At a congressional hearing today, Mark Smetana, CFO of Eby-Brown Co., a privately held distributor, tried to persuade lawmakers that “pass-through” companies like his shouldn’t be effectively penalized for their tax status while larger companies fatten up on an overhauled tax code.
He noted a recent Ernst & Young report that found pass-through businesses — small and midsize entities organized as limited-liability companies or S corporations — pay 44% of federal business income taxes, even though they generate only 36% of business net income. “The recent framework for business tax reform released jointly by the Obama Administration and the Department of Treasury strongly implies that those organized as pass-through entities are advantaged in the current tax code over corporations,” Smetana said. “This is simply not the case.”
Smetana testified along with several tax experts at a House Ways and Means Committee hearing that the latest tax-reform proposal, introduced by the Obama Administration last month, will create a disadvantage for pass-through entities. The plan would lower the top corporate tax rate to 28% for most C corporations (manufacturing companies would have an even lower rate of 25%) and eliminate some tax incentives. Pass-through entities would lose the same incentives, but their tax rates would not go down.

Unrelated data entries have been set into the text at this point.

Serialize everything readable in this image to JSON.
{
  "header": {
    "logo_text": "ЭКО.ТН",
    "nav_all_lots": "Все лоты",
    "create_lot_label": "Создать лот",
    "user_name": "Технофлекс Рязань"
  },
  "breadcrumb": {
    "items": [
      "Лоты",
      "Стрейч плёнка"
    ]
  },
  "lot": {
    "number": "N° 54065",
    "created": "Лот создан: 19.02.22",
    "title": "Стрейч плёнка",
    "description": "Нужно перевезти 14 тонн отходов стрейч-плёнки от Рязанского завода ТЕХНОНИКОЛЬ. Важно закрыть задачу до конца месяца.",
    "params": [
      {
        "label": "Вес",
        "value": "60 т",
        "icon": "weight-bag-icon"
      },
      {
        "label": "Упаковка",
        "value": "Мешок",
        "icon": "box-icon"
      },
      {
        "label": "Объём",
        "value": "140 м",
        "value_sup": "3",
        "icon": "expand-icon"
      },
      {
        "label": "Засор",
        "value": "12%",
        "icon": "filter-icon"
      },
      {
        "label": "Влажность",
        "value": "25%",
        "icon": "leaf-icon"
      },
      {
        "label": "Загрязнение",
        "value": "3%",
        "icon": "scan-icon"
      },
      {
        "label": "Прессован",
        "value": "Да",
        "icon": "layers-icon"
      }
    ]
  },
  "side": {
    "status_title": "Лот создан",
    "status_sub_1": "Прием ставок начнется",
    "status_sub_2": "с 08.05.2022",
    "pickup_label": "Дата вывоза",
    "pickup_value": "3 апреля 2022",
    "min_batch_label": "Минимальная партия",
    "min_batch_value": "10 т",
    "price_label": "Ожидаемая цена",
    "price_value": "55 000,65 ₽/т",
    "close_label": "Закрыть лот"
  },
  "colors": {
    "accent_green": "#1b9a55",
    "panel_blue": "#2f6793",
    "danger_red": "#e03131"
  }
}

S corporations have multiplied since the mid-1980s, the last time major corporate tax reform was enacted. Only 22% of companies held that status in 1985, and now three-fourths do, according to Dewey Martin, a member of the National Federation of Independent Business. Such companies avoid double taxation — both the entity and its shareholders are taxed on their earnings — whereas S corporations’ taxable earnings are “passed through” to business owners, who are subsequently taxed.
Released on February 22, President Obama’s plan claims that “large companies are increasingly avoiding corporate tax liability by organizing themselves as pass-through businesses.” If his proposal prevails (though that’s unlikely during this election year), companies may once again reconsider their structures.
Smetana said that if passed, the proposal — which would also eliminate last-in, first-out inventory accounting — would result in his company retaining only about 40 cents of every dollar earned, versus 60 cents now. That “would reduce our ability to fund and invest in the business,” he said, and would put a strain on Eby-Brown’s cash flow.